Apparently, Spamhaus agreed with those folks, as SBL115700 appeared on August 15. (Currently, it says that this is the “2nd listing in less than 30 days for spam from this IP”.)
There are, of course a lot of things to say about this course of action, but one that stands out above the others. And I found the evidence this morning in my own mail reader.
The image that you see with this post (which links to a full size version) is taken from Thunderbird this morning, and it it shows you where and how this “opt-in” email arrived in my Gmail account. That’s right, it showed up in my spam folder, where it has sat for the last three days, unopened and unread.
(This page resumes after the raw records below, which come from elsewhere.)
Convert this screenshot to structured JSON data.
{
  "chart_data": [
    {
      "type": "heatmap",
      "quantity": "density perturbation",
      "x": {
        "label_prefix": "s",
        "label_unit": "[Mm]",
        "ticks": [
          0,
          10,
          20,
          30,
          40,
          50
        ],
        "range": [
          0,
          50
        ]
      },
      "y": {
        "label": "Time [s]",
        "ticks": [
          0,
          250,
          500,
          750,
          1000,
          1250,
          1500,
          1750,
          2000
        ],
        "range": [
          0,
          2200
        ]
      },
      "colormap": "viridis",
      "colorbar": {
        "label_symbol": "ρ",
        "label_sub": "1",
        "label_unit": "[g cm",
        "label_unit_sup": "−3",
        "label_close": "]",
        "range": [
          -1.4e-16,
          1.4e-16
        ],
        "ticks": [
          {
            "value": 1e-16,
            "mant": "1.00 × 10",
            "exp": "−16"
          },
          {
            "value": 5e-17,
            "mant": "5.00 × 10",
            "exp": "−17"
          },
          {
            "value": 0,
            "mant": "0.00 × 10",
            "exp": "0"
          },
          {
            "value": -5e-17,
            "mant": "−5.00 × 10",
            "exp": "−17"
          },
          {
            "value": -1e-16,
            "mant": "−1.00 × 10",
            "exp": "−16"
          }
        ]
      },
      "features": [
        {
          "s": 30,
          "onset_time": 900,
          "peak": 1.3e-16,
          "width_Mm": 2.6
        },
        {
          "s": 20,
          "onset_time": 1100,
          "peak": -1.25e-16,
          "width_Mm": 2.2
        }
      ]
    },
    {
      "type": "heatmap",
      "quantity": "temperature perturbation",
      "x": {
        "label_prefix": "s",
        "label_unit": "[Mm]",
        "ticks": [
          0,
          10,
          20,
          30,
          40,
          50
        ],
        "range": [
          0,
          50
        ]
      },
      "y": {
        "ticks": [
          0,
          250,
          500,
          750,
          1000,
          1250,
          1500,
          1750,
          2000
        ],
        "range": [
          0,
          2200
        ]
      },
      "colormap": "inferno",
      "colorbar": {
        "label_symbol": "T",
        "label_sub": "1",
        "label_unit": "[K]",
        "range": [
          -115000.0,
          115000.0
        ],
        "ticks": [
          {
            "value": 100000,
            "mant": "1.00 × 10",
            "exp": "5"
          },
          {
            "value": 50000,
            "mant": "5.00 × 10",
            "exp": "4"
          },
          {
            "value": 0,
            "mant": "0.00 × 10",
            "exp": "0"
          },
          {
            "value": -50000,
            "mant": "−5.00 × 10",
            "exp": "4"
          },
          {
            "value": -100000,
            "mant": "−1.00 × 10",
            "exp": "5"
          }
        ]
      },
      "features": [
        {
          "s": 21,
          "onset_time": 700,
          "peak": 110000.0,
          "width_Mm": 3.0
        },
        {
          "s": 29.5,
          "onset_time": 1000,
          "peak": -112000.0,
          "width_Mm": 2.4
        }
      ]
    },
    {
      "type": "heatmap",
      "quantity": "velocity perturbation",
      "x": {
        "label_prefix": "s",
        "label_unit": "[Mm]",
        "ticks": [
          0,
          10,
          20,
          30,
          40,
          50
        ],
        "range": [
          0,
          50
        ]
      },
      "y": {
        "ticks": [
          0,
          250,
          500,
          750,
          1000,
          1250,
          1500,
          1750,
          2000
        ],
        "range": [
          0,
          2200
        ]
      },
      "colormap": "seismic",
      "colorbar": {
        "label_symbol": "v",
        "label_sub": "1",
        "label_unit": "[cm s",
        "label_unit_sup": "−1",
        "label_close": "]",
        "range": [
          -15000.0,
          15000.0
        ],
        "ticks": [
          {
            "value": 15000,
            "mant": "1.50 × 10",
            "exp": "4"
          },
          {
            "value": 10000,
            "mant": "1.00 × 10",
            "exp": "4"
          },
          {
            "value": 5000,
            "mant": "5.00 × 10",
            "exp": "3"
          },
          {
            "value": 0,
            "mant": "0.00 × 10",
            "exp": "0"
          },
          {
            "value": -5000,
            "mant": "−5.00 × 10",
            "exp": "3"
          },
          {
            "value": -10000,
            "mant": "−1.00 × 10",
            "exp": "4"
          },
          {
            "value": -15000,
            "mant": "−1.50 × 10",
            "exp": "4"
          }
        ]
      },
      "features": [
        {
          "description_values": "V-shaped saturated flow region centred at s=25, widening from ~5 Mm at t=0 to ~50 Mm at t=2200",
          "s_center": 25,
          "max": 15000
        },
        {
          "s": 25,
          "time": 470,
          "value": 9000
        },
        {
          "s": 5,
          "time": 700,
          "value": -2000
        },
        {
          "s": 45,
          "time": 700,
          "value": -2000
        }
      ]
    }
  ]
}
Unlike a lot of people, I do actually go through my spam folder and see what gets caught. I just happened to see this in the midst of all of the counterfeit bag/(fake) Cialis/work at home scam/(bad) porn spam. And, the penalty for not seeing what was in my spam folder would have been to receive more email. And I could only hope at this point that Gmail would have tagged it all as spam and dealt with it so that I wouldn’t have had to.
The thing is, if I had complained about one of those emails, Penton would have told me that I had opted in to receive the mail because I hadn’t opted out. But, you see, I didn’t opt-in, I just never saw an opportunity to stop the mail preemptively. And I’m pretty sure that I’m not the only one that this would have happened to.
That’s why a well-run opt-in campaign will mandate that the user take action to receive the mail. That action can take place in a number of places ranging from “at the website where they are signing up” to “click here to receive these valuable offers that we’re just now getting ready to send you.”
Email is certainly one of those places where you cannot assume that silence is consent.